First of all, Lady interviews the subjects, tries to fit them into a particular mood, a particular era, always carefully weaving a fantasy about them in her own mind. “I saw her,’” Lady said, pointing to the photograph of the woman in white décolletage, ““an old-fashioned face lit with wide-eyed innocence, the kind of face you used to see on calendars. She’s actually a nurse at the hospital, but in the soft hat and dress, she’s from that other time.”

Lady’s next step from the interview and the dream spinning is to develop an appropriate environment and costume for the sitter. Although she advertises, “‘Have camera will travel,” she prefers to shoot at home, at Whimsy Hill Studio, so that she can decorate the sitter and the setting.

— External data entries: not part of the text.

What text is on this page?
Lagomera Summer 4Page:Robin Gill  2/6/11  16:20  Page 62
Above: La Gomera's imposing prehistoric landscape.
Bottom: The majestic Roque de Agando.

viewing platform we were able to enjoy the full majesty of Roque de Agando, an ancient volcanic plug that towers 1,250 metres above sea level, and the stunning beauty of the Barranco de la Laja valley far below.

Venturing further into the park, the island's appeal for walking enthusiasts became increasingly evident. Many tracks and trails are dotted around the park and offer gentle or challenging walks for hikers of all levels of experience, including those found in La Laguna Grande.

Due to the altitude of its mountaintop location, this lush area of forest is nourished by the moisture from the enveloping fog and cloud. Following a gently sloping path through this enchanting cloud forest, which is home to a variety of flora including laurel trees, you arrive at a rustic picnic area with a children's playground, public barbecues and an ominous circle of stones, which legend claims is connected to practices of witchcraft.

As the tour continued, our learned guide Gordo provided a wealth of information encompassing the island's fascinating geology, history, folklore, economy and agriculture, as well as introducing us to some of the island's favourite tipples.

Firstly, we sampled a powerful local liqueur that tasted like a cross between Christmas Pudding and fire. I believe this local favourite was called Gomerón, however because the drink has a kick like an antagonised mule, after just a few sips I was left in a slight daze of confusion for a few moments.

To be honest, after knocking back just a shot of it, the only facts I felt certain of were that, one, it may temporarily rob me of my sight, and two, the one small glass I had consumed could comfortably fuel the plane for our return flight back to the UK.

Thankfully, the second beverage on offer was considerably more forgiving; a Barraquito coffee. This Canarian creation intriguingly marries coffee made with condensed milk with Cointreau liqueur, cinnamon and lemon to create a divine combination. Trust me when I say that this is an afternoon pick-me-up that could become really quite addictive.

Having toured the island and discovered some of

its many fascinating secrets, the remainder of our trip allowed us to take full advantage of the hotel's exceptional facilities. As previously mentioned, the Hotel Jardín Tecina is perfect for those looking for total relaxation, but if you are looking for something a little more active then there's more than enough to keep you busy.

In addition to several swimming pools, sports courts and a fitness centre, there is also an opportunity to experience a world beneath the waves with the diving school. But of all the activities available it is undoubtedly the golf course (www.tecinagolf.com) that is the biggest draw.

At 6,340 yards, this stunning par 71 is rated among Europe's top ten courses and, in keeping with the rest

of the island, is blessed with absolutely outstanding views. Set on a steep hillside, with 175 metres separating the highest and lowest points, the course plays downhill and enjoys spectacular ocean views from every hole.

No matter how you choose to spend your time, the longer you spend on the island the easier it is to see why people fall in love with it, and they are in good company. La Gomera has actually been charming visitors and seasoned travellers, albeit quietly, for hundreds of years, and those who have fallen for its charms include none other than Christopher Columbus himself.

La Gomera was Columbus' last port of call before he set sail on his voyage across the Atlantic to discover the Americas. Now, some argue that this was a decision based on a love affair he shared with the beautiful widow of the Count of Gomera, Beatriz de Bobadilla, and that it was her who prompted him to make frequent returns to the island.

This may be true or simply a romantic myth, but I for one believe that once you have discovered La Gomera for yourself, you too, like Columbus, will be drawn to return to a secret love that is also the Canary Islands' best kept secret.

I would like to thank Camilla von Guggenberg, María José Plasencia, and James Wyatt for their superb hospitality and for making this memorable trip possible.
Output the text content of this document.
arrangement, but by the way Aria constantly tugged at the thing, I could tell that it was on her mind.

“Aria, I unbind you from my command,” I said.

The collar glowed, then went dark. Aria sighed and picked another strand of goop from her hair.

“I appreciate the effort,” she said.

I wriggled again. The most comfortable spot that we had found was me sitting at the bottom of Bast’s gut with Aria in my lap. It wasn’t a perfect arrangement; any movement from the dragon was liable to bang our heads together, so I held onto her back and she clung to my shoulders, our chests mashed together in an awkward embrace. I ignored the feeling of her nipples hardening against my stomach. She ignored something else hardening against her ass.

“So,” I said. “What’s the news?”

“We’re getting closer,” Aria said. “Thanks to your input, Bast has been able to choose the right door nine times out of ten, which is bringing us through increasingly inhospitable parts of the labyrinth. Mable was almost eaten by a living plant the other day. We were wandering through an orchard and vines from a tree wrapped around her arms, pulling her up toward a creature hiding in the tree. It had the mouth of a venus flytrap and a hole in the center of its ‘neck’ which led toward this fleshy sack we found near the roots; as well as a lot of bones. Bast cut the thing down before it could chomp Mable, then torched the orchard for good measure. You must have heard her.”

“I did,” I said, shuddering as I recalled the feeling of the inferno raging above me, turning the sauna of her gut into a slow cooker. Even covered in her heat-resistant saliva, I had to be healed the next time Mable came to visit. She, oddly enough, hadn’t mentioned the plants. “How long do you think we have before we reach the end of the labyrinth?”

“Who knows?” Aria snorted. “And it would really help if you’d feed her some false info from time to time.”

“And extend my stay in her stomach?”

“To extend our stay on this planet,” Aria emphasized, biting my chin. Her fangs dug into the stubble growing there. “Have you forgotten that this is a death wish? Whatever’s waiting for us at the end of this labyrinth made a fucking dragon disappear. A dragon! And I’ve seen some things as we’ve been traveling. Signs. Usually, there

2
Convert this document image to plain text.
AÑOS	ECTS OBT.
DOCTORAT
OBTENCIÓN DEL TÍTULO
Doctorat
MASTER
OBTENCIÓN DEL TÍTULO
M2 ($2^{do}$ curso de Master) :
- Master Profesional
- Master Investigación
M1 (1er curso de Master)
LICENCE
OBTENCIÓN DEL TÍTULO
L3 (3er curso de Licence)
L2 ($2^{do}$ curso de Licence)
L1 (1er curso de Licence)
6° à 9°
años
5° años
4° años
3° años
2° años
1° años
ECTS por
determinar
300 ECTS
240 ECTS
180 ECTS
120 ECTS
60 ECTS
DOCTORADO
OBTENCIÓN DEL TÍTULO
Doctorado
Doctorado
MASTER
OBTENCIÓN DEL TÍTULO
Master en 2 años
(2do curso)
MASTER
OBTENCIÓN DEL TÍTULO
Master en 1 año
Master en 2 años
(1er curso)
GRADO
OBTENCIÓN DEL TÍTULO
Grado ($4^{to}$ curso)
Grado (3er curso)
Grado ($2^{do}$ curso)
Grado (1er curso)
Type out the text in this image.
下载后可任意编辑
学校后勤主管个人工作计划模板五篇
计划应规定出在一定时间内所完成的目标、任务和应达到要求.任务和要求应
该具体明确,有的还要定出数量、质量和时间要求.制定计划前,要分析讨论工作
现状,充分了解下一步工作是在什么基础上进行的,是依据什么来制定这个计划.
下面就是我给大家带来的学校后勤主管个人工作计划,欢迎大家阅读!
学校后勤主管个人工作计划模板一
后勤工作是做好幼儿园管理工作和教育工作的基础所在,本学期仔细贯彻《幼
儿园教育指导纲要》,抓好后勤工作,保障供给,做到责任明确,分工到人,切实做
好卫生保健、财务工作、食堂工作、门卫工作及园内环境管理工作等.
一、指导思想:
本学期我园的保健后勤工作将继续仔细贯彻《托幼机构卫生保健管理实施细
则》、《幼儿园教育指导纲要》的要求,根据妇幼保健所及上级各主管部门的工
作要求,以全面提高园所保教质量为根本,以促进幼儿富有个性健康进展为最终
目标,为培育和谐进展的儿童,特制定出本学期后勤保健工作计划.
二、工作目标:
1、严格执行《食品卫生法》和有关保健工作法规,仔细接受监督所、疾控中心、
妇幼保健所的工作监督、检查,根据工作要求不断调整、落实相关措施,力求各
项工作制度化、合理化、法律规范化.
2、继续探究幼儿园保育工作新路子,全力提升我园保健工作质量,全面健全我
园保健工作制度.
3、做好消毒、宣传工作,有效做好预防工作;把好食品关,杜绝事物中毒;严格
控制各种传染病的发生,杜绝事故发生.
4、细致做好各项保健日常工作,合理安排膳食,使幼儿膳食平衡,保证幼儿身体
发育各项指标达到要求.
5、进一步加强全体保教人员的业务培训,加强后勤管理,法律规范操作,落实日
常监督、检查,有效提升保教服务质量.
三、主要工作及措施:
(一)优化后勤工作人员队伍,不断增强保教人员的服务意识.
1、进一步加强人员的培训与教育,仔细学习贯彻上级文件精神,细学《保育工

Most of the time, Lady seats her subjects in a tiny corner that is just large enough for a small round table and a chair. The corner works well because it is bathed in natural light from two northern windows. Into this corner, she places all kinds of props: a bird cage, draperies, a table, an urn, all tacked, basted, or taped in place to create the illusion that she wishes to portray. She then searches her racks and finds the proper costume for her sitter. She tucks, pins, and adjusts until everything seems to fit the subject and the mood.

Sometimes. Lady sets her subjects in the way in which they see themselves. “For example,” she said, pointing to the photograph of a man with a violin, “‘this man is a doctor at the local hospital. As you can see, he is having a love affair with his violin. And he and the instrument, they have their note: lovely, painful, and sensuous.”